For our example, we take as x the sequence of values from 1 to 10.

We may call quantile() on x for the default behavior which calculates the minimum, lower quartile (25th %-ile), median (50th %-ile), upper quartile (75th %-ile), and the maximum.

v = 1:10
quantile(v)
   0%   25%   50%   75%  100% 
 1.00  3.25  5.50  7.75 10.00 

The object v was treated as x as it was the first argument. We could have specified this explicitly.

quantile(x = v)
   0%   25%   50%   75%  100% 
 1.00  3.25  5.50  7.75 10.00 

If we only want to find, say, the 0.1 quantile (10th percentile), we can pass 0.1 as the second argument.

quantile(v, 0.10)
10% 
1.9 

If we do not recall the order of the arguments, we can pass the arguments by name in any order.

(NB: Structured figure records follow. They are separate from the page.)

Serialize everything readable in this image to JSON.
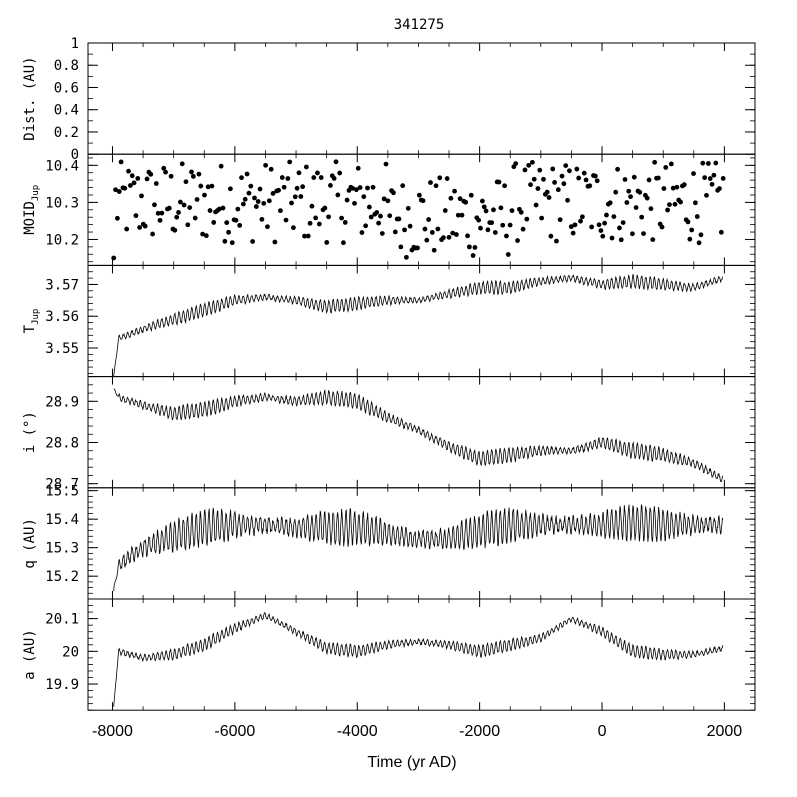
{
  "figure": {
    "title": "341275",
    "xlabel": "Time (yr AD)"
  },
  "chart_data": {
    "type": "line",
    "title": "341275",
    "xlabel": "Time (yr AD)",
    "xlim": [
      -8400,
      2500
    ],
    "xticks": [
      -8000,
      -6000,
      -4000,
      -2000,
      0,
      2000
    ],
    "xtick_labels": [
      "-8000",
      "-6000",
      "-4000",
      "-2000",
      "0",
      "2000"
    ],
    "panels": [
      {
        "key": "dist",
        "kind": "empty",
        "ylabel": "Dist. (AU)",
        "ylabel_sub": "",
        "ylim": [
          0,
          1
        ],
        "yticks": [
          0,
          0.2,
          0.4,
          0.6,
          0.8,
          1
        ],
        "ytick_labels": [
          "0",
          "0.2",
          "0.4",
          "0.6",
          "0.8",
          "1"
        ],
        "minor": 0.1
      },
      {
        "key": "moid",
        "kind": "scatter",
        "ylabel": "MOID",
        "ylabel_sub": "Jup",
        "ylim": [
          10.13,
          10.43
        ],
        "yticks": [
          10.2,
          10.3,
          10.4
        ],
        "ytick_labels": [
          "10.2",
          "10.3",
          "10.4"
        ],
        "minor": 0.02,
        "series": {
          "x_start": -7980,
          "x_end": 1980,
          "count": 330,
          "y0": 10.2,
          "y_mid": 10.3,
          "amp": 0.11,
          "start_value": 10.15
        }
      },
      {
        "key": "tjup",
        "kind": "line",
        "ylabel": "T",
        "ylabel_sub": "Jup",
        "ylim": [
          3.541,
          3.576
        ],
        "yticks": [
          3.55,
          3.56,
          3.57
        ],
        "ytick_labels": [
          "3.55",
          "3.56",
          "3.57"
        ],
        "minor": 0.002,
        "series": {
          "x": [
            -7980,
            -7900,
            -7500,
            -7000,
            -6500,
            -6000,
            -5500,
            -5000,
            -4500,
            -4000,
            -3500,
            -3000,
            -2500,
            -2000,
            -1500,
            -1000,
            -500,
            0,
            500,
            1000,
            1500,
            1980
          ],
          "y": [
            3.541,
            3.553,
            3.556,
            3.559,
            3.562,
            3.565,
            3.566,
            3.565,
            3.563,
            3.564,
            3.565,
            3.565,
            3.567,
            3.569,
            3.569,
            3.571,
            3.572,
            3.57,
            3.571,
            3.57,
            3.569,
            3.572
          ],
          "osc_amp": 0.002,
          "osc_period": 70
        }
      },
      {
        "key": "incl",
        "kind": "line",
        "ylabel": "i (°)",
        "ylabel_sub": "",
        "ylim": [
          28.69,
          28.96
        ],
        "yticks": [
          28.7,
          28.8,
          28.9
        ],
        "ytick_labels": [
          "28.7",
          "28.8",
          "28.9"
        ],
        "minor": 0.02,
        "series": {
          "x": [
            -7980,
            -7900,
            -7500,
            -7000,
            -6500,
            -6000,
            -5500,
            -5000,
            -4500,
            -4000,
            -3500,
            -3000,
            -2500,
            -2000,
            -1500,
            -1000,
            -500,
            0,
            500,
            1000,
            1500,
            1980
          ],
          "y": [
            28.93,
            28.91,
            28.89,
            28.87,
            28.88,
            28.9,
            28.91,
            28.9,
            28.91,
            28.9,
            28.86,
            28.83,
            28.79,
            28.76,
            28.77,
            28.78,
            28.78,
            28.8,
            28.78,
            28.77,
            28.75,
            28.71
          ],
          "osc_amp": 0.018,
          "osc_period": 70
        }
      },
      {
        "key": "q",
        "kind": "line",
        "ylabel": "q (AU)",
        "ylabel_sub": "",
        "ylim": [
          15.12,
          15.51
        ],
        "yticks": [
          15.2,
          15.3,
          15.4,
          15.5
        ],
        "ytick_labels": [
          "15.2",
          "15.3",
          "15.4",
          "15.5"
        ],
        "minor": 0.02,
        "series": {
          "x": [
            -7980,
            -7900,
            -7500,
            -7000,
            -6500,
            -6000,
            -5500,
            -5000,
            -4500,
            -4000,
            -3500,
            -3000,
            -2500,
            -2000,
            -1500,
            -1000,
            -500,
            0,
            500,
            1000,
            1500,
            1980
          ],
          "y": [
            15.15,
            15.24,
            15.3,
            15.34,
            15.37,
            15.38,
            15.38,
            15.37,
            15.37,
            15.37,
            15.35,
            15.33,
            15.33,
            15.36,
            15.38,
            15.38,
            15.38,
            15.38,
            15.39,
            15.38,
            15.38,
            15.38
          ],
          "osc_amp": 0.06,
          "osc_period": 70
        }
      },
      {
        "key": "a",
        "kind": "line",
        "ylabel": "a (AU)",
        "ylabel_sub": "",
        "ylim": [
          19.82,
          20.16
        ],
        "yticks": [
          19.9,
          20,
          20.1
        ],
        "ytick_labels": [
          "19.9",
          "20",
          "20.1"
        ],
        "minor": 0.02,
        "series": {
          "x": [
            -7980,
            -7900,
            -7500,
            -7000,
            -6500,
            -6000,
            -5500,
            -5000,
            -4500,
            -4000,
            -3500,
            -3000,
            -2500,
            -2000,
            -1500,
            -1000,
            -500,
            0,
            500,
            1000,
            1500,
            1980
          ],
          "y": [
            19.83,
            20.0,
            19.98,
            19.99,
            20.02,
            20.07,
            20.11,
            20.06,
            20.01,
            20.0,
            20.02,
            20.03,
            20.02,
            20.0,
            20.02,
            20.04,
            20.1,
            20.06,
            20.0,
            19.99,
            19.99,
            20.01
          ],
          "osc_amp": 0.018,
          "osc_period": 70
        }
      }
    ]
  }
}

quantile(x = v, probs = 0.10)
10% 
1.9 
quantile(probs = 0.10, x = v)
10% 
1.9 

We can also name some, but not all arguments.

quantile(v, probs = 0.1)
10% 
1.9 

If we wanted to use the default value of probs but change the value of type from 7 to 3, the most straightforward way is to use the name type rather than passing in arguments for all of the intervening arguments so that the fifth can be specified without a name.

quantile(v, type = 3)
  0%  25%  50%  75% 100% 
   1    2    5    8   10 

When learning R, it is good practice to name the arguments everytime. For common functions that you use often, you can eventually save some time typing by just passing in the arguments in order without names. Using names can make the code more readable to others and avoids hard-to-find errors where you accidently pass in the values in the wrong order.